After completing a career break in late 2015, Yekemi began her role as Strategic Marketing Advisor at Lloyd’s Register. In February 2016, Yekemi founded her marketing consultancy, YO! Marketing. During this time, Yekemi helped found Elevator UK’s Accelerator. Two years later, Yekemi co-founded Scotland’s first multi-award-winning sales enablement consultancy, Doqaru, with her business partner, Sarah Downs. In 2021, Yekemi became Chancellor of the University of the West of Scotland.

== University of the West of Scotland ==
On 1 September 2021, Yekemi was appointed Chancellor of the University of the West of Scotland (UWS). Due to COVID-19 restrictions, her formal installation ceremony took place on 29 June 2022. Yekemi was also awarded an honorary doctorate by UWS in recognition of her contribution to higher education and entrepreneurship at the installation ceremony.

As Chancellor, Yekemi has powers to confer degrees and became an ambassador for UWS at home and abroad. Her role includes officiating graduation ceremonies, typically in July (Summer graduations) and November (Winter graduations) each year.
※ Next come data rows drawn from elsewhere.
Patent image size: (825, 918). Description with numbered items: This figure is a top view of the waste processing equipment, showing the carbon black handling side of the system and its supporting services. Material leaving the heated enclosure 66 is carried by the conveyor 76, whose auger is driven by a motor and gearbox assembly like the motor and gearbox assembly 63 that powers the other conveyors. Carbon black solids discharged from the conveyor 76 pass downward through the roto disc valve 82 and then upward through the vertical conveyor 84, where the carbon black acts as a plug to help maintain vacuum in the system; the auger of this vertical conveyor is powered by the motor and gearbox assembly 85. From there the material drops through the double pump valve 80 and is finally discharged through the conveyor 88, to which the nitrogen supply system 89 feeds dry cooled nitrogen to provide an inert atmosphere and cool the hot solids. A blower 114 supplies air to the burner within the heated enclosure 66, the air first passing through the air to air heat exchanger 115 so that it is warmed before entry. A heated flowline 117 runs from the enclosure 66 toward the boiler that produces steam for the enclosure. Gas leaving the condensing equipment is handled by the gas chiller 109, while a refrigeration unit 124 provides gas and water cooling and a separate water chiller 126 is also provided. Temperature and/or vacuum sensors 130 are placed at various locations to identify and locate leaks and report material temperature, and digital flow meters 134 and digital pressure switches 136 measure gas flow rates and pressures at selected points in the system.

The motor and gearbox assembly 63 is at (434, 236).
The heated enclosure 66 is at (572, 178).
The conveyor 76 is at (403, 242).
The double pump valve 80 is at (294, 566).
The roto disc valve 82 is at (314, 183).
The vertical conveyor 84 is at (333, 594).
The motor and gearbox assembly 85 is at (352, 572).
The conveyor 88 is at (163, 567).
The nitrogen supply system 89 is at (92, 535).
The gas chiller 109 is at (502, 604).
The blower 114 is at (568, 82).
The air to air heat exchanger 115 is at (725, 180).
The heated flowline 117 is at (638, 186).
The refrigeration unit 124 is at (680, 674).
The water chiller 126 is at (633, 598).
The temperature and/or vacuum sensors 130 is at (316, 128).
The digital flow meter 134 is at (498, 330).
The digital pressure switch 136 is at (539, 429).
As of December 2023, Yekemi has officiated over thirty (30) graduation ceremonies across the five UK UWS campuses in Paisley, Dumfries, Lanarkshire, Ayr and London.

== Publications ==

- The Smart Sceptic's Guide to Social Media in Organisations
- Sales Performance: Social Selling Proves to be a Critical Success Factor in Sales
- The State of Sales Skills in UK SMEs

== Awards ==

- In November 2023, Otaru and her business partner Sarah Downs were awarded Service Industries Entrepreneur of the Year at the Great British Entrepreneur Awards.
- Otaru's business, Doqaru, was awarded Business of Excellence of the Year at the Black Scottish Awards in 2023.
- In November 2022, Doqaru won the Small Business of the Year Award at the Great British Entrepreneur Awards.
- Otaru and her business partner, Sarah Downs, won Social Entrepreneur of the Year award at the 4th Scottish Women’s Awards in October 2022.
- Otaru was named one of 40 under 40 by Scottish Business News in 2016.